First, you will find a few more details than provided here in
Software Structure.pdf.
There are many different aspects of Software Design. An important one is structure - what are the system parts,
what are their responsibilities, and how do the parts relate to each other.
Software Parts Catalog:
Here's a set of software parts, listed with increasing levels of abstraction:
Functions and methods:
Basic building blocks for all the other parts.
Classes, structs, and interfaces:
A class encapsulates methods and data by controlling access, ensuring consistency of operation. Interfaces provide
contracts for service. They allow the text of client code to bind to the inteface abstraction rather than a concrete
class. That makes the code far less subject to breakage when the concrete classes have to change.
Packages:
Packages are files each of which focuses on a single responsibility. Each package has:
prologue comments describing their operations, build process, and history of the package
declarations and definitions of classes, structs, and interfaces
test stub - a main and helper functions that provide construction testing for the package
Modules:
Modules are collections of packages that are focused on a single responsibility, e.g., the parser module
has:
Parser package with parser class and IRule and IAction interfaces
ActionsAndRules package with derived rules and actions and a Repository class
ScopeStack package
AbstrSynTree package
Programs:
Programs are collections of modules. The CodeAnalyzer program has modules for:
Scanning and tokenizing files into token sequences called SemiExpressions
parsing, using token sequences as inputs
building an Abstract Syntax Tree using ScopeStack and AbstrSynTree packages
managing program execution
Systems:
Systems are collections of cooperating programs. They often have structure determined by
their communication style, e.g.:
client/server
peer-to-peer
federation of servers and clients
Simple Programs:
Simple programs often take the form show in the accompaning figure. The Executive package doesn't do any computation or formatting, but
simply creates the program's top level components, and controls execution by passing them requests.
Inputs might be a list of files to process, stored in a collection structure of some kind. The Transform package requests the list, or
possibly the Input package sends them to the Transformer. This communication implies that the Executive passed the caller a reference
to the callee.
When transformation is complete the Display package requests the results, or some part of the results, and displays them to a user, based on
filtering information supplied by the Executive.
A surprisingly large fraction of all programs have this structure, where the Input, Transform, and Display packages may depend on lower
level packages to accomplish their tasks.

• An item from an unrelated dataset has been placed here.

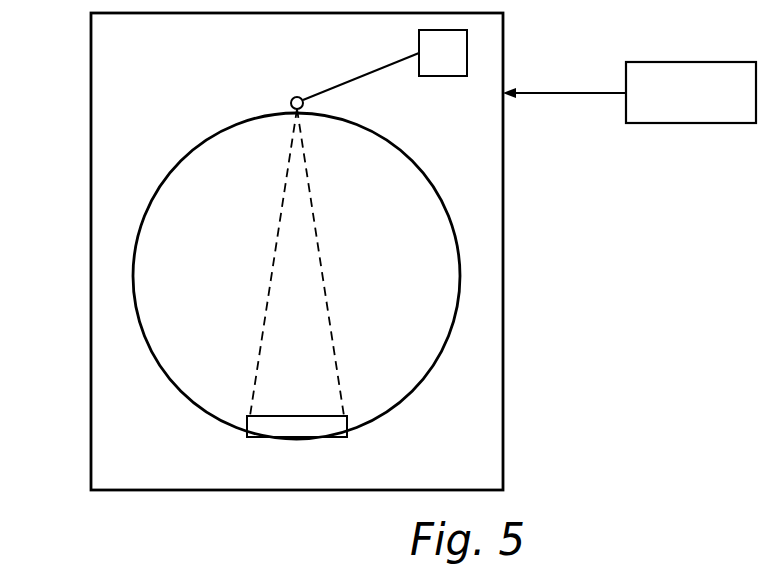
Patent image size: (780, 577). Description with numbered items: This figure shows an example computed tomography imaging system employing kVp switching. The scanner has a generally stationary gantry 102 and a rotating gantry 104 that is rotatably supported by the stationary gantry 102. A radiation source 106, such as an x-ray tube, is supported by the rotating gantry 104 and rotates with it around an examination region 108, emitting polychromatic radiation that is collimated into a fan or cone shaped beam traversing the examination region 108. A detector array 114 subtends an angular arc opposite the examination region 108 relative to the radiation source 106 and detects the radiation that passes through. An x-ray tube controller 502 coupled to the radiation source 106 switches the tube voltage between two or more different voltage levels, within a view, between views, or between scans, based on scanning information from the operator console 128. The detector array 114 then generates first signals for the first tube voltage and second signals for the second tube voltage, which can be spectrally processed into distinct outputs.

This figure shows the program's packages and how they communicate using function calls.
Data-Driven Programs:
The Client/Server model was one of the earliest software structures designed specifically to share data.
Under this model the server is reactive, only responding to client requests, but taking no action under its own initiative1.
Clients initiate transactions, using HTTP messages, waiting for reply messages from the server.
We show, in the figure below, a modern incarnation of that structure.
The purpose of the server is to share content among many clients. In this case the browser
and web server conspire to present a "concurrent access" model by having the server download content to the browser which then
may allow a user to spend significant time on its downloaded content while other browser clients are accessing the web server.
Should a client's browser upload new content to the web server, all other clients may be able to see the new content immediately, providing
a very useful collaboration model.
We see from the figure, that the server may be dynamically generating views of its content determined by the specific web application
and the client accesses and browser settings the client may have established.
This figure presents a block diagram (not one of the UML diagrams) showing the principle processing activities for the exchange of web
application information, in the form of web pages, between web server and browser.
A variation on the Client/Server model is the Model-View-Controller (MVC) structure, shown in the next figure.
The controller, on startup, sends a default view to the client. Subsequent actions by the user on a view results in calls to the
controller which may access its data model to build a response. That it sends back to the current view or a new view of some different
form. In order to factor out view-handling details from the controller we often build a View Model which has objects that provide
simple interfaces for the control but may be managing views in complex ways.
Similarly, we may factor out of the controller data management operations which we encapsulate in an Application Model. This model
contains objects that manage processes and information inherent in the application, and take care of all data management operations
so that the controller doesn't have to deal with that.
Note that the Views and Data may be local to a single running process, or may be distributed to serveral different remote hosts.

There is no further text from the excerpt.